“On the Moral and Legal Status of Abortion” by Mary Anne Warren
Mary Anne Warren’s argument on the legal and moral status of abortion gets based on the vital question concerning whether a fetus is a person (Wolff, 2017). She seeks to prove that a fetus is not a human being and, therefore, not worthy of full moral rights. In her argument, she states that there is no possibility of having a demonstration that is conclusive that abortion gets permitted if the fetus has a right to life. In another argument, she presents her argument in argument in the question, “how are we to define a community that is moral, beings with equal and full moral rights? Such that we can make a decision as to whether the fetus is a member of this community or not?” She has criterion raising questions concerning the moral sense and the genetic sense of humans.

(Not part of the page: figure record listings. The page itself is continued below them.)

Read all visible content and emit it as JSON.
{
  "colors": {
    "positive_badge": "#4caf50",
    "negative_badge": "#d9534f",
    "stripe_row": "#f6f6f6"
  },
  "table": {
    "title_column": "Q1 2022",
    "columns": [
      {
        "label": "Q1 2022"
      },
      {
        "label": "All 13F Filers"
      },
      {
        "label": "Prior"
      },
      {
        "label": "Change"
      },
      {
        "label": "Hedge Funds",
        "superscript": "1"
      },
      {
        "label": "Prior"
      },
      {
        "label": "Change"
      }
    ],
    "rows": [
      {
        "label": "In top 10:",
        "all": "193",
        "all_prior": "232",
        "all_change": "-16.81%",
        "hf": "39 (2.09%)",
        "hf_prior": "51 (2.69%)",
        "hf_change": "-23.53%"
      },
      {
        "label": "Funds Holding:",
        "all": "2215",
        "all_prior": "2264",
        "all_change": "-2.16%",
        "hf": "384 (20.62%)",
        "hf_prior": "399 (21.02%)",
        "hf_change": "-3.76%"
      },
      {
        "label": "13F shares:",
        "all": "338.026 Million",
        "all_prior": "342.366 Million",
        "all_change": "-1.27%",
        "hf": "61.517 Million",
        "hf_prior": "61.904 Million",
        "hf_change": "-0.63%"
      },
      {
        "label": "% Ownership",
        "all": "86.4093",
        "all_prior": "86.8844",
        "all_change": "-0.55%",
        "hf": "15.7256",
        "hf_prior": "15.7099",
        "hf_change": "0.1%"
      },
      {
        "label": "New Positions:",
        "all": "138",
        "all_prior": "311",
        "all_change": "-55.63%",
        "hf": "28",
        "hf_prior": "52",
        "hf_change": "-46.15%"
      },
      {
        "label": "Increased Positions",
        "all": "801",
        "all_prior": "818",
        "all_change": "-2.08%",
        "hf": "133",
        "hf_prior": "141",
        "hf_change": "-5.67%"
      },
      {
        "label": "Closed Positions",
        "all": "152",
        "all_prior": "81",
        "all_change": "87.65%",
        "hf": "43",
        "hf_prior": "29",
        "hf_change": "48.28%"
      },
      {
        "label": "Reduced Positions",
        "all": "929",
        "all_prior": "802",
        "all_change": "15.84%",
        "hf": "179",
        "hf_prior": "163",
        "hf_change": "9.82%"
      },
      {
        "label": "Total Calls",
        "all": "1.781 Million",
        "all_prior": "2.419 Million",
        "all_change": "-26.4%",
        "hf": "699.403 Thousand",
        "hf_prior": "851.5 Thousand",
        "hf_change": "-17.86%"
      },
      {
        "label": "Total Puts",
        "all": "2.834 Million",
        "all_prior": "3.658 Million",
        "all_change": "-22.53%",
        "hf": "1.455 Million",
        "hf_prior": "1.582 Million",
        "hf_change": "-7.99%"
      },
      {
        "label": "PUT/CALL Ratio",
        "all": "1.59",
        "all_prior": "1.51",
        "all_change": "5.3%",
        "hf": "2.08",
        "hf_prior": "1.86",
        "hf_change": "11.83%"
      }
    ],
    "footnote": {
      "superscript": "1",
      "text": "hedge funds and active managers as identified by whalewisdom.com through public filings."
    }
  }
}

Mary Anne Warren has a criterion that she uses in determining whether a fetus is a human and in her opinion, a fetus fails to fulfill any of her criteria and thus, it is not a human by any measure that is objective and thus cannot be said to be a member of the moral community (Warren, 1996). On the legal argument on the appropriate in a situation where a woman carries out voluntary termination or lets another person get rid of her pregnancy, Warren’s argument was that it should not be illegal to have an abortion because a fetus does not meet the criteria to be called human and such, she argues that a woman should not be denied access to abortion as it will be a denial of her right to.
Reference
Warren, M. A. (1996). On the moral and legal status of abortion. na.
Wolff, J. (2017). Readings in Moral Philosophy. WW Norton & Company.